The Planning and Design Code will have wide ranging ramifications including changes to zonings, to the public notification of development applications and includes removal of the right of appeal for residents against development applications on a neighbouring site. At some 3000 pages the Code has proved very challenging for community groups and other stakeholders to engage with. Its language is arcane and inconsistent with some sections apparently contradicting others. Its implementation relies heavily on the online portal, but this too is still burdened by bugs, gaps and inconsistencies.

One common and consistent call arising from residents associations such as the peak Community Alliance, those concerned with the protection of built heritage including the National Trust and those concerned at environmental impacts such as the Conservation Council, has been to slow down the process and to break up the Code into stages that will enable meaningful community engagement. Even the developers have been raising concerns about the risks of hastily adopting a flawed system. Until recently the government has been resistant to these calls, but over the last few months cracks have begun to appear in the Planning Commission with key staff including the State Planning Reform Director and most of the leadership of the e-Planning rollout resigning unexpectedly in early February. Following a push by Greens MLC Mark Parnell and perhaps making a virtue out of a necessity, the government has delayed the implementation by 3 months to September 30, but crucially, this is without extending the public consultation period.

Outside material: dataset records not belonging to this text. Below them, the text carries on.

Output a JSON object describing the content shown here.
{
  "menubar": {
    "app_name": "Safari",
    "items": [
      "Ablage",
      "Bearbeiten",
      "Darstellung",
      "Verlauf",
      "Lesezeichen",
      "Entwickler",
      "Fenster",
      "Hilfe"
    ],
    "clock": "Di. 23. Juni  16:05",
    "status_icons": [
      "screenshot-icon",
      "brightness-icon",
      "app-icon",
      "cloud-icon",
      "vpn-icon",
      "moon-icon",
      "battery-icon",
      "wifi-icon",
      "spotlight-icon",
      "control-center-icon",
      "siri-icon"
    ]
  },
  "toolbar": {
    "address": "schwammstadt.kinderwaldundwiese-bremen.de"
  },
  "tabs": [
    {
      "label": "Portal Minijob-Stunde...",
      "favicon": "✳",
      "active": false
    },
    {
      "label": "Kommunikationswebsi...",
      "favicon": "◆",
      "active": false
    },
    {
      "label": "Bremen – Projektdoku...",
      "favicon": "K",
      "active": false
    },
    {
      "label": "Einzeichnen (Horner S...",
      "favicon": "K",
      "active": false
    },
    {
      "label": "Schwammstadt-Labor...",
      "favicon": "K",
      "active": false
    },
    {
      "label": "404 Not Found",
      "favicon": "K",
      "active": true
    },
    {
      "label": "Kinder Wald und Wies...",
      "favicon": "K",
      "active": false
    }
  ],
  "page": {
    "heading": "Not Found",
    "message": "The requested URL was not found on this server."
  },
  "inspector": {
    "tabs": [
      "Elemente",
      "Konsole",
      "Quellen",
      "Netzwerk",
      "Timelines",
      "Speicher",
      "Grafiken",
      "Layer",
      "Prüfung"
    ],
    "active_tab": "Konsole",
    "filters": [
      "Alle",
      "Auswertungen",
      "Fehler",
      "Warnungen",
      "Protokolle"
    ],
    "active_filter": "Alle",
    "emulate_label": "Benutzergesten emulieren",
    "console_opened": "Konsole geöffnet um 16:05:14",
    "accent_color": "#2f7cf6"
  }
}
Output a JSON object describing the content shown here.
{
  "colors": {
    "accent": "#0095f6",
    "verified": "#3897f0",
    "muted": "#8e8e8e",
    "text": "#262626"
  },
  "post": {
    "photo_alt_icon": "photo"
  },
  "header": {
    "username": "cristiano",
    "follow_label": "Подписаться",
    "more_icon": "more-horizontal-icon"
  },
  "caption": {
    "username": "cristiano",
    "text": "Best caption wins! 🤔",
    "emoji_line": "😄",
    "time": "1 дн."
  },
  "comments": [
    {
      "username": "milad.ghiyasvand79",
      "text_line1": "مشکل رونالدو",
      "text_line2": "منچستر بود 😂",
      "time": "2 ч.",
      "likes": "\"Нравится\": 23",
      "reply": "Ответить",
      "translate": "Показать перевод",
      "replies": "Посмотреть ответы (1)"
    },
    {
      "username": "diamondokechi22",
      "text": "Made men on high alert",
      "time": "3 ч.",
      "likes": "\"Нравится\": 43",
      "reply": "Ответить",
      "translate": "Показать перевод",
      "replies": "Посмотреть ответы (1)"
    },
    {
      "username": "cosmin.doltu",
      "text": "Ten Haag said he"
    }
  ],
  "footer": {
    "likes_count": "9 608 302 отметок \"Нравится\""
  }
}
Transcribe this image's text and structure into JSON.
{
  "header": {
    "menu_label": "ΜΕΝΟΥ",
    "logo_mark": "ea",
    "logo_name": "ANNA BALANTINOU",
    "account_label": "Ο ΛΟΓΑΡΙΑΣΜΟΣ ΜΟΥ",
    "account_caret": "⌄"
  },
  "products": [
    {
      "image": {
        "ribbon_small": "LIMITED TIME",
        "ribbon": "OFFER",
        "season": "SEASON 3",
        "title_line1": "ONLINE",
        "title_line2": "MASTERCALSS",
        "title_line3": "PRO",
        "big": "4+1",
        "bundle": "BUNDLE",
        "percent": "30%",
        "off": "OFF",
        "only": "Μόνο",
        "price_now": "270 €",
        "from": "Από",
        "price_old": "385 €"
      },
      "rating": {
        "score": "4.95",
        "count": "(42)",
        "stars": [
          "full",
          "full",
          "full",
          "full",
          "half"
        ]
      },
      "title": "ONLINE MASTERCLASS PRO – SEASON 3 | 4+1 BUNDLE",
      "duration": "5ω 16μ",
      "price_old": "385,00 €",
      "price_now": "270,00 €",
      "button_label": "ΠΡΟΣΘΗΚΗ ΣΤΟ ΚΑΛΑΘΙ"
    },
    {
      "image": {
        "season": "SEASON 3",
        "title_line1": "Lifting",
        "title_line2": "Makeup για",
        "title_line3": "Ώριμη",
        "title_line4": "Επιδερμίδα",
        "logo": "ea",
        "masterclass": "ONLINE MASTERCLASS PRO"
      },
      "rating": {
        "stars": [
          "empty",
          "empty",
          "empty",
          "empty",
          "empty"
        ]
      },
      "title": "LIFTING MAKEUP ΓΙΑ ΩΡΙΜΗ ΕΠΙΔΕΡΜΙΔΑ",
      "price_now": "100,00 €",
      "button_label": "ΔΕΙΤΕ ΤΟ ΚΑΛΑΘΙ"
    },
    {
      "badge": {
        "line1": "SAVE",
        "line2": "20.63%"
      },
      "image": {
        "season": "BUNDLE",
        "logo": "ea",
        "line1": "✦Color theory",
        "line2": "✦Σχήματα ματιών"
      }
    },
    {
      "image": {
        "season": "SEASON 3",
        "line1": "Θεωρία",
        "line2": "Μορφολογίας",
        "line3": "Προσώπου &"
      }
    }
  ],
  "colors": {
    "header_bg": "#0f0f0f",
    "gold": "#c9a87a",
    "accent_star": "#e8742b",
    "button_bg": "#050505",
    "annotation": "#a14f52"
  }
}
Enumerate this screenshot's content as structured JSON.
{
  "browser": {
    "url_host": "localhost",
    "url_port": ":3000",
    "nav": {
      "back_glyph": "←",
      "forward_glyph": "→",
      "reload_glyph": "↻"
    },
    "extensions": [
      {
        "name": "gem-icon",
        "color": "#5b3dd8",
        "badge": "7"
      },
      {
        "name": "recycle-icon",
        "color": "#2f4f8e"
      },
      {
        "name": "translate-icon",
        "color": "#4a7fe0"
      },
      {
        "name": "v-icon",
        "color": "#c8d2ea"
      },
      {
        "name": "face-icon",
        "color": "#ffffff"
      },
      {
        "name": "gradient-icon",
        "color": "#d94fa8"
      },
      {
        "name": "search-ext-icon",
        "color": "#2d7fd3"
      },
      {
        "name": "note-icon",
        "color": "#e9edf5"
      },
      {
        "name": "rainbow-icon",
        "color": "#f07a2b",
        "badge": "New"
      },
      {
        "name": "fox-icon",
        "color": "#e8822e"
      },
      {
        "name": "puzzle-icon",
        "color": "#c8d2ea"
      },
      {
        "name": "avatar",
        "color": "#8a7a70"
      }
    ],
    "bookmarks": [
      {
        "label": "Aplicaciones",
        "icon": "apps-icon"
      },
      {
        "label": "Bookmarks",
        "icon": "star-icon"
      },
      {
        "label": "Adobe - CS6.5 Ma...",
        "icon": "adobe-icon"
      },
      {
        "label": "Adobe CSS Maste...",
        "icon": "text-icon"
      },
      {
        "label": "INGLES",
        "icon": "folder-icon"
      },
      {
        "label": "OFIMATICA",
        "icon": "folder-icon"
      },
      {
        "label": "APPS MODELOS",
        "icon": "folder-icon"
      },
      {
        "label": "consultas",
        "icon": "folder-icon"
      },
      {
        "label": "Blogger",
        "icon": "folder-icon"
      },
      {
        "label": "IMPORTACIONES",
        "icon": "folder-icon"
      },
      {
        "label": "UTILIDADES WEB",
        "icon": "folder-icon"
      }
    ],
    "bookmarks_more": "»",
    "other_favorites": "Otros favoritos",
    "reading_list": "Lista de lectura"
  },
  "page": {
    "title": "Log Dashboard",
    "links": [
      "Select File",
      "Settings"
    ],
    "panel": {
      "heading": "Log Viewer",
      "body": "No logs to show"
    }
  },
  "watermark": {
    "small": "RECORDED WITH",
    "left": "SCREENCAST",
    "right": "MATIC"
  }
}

The rhetoric of the Planning Commissioner, Michael Lennon acknowledges the importance of addressing the social and environmental impacts of the current wave of suburban infill development. Typically free standing older houses on ¼ acre blocks are bulldozed to make way for 4 or more two-story town houses. Mature trees are lost, garden areas paved over, traffic loads on local streets increased and urban heat island effects exacerbated. Without public green space and public transport reform it is difficult to see how these losses can be offset. Yet the Code appears to do little to address these wider social and environmental issues, though it must be acknowledged that it is so complex and inconsistent it is hard to make a definitive judgement.

The major risk for the Marshall government is that they are binding themselves to a process that needs to be satisfactorily completed before the next election due in 2 years’ time. While that time frame may have been a driver in pushing for a rollout within the next few months, the problems now becoming apparent are in part due to that very haste. A further concern for the government is that community anxiety around the heritage issue is strongest in those better-off inner suburban electorates it needs to retain to hold government. Meanwhile the Local Government Association and individual local councils are voicing increasingly strident opposition to the Code. The still unresolved fiasco of the SA Health electronic patient data system, EPAS, should also serve as a warning to a government prepared to rely on an untried hastily developed IT system as underpinning an area so contentious as urban planning. It’s hard to see this issue being resolved soon and the longer it lingers the more dangerous it will becomes for the Marshall government.

Paul Laris is a semi-retired health and human services policy tragic, health care users advocate, medical regulator, community activist, gardener and sailor.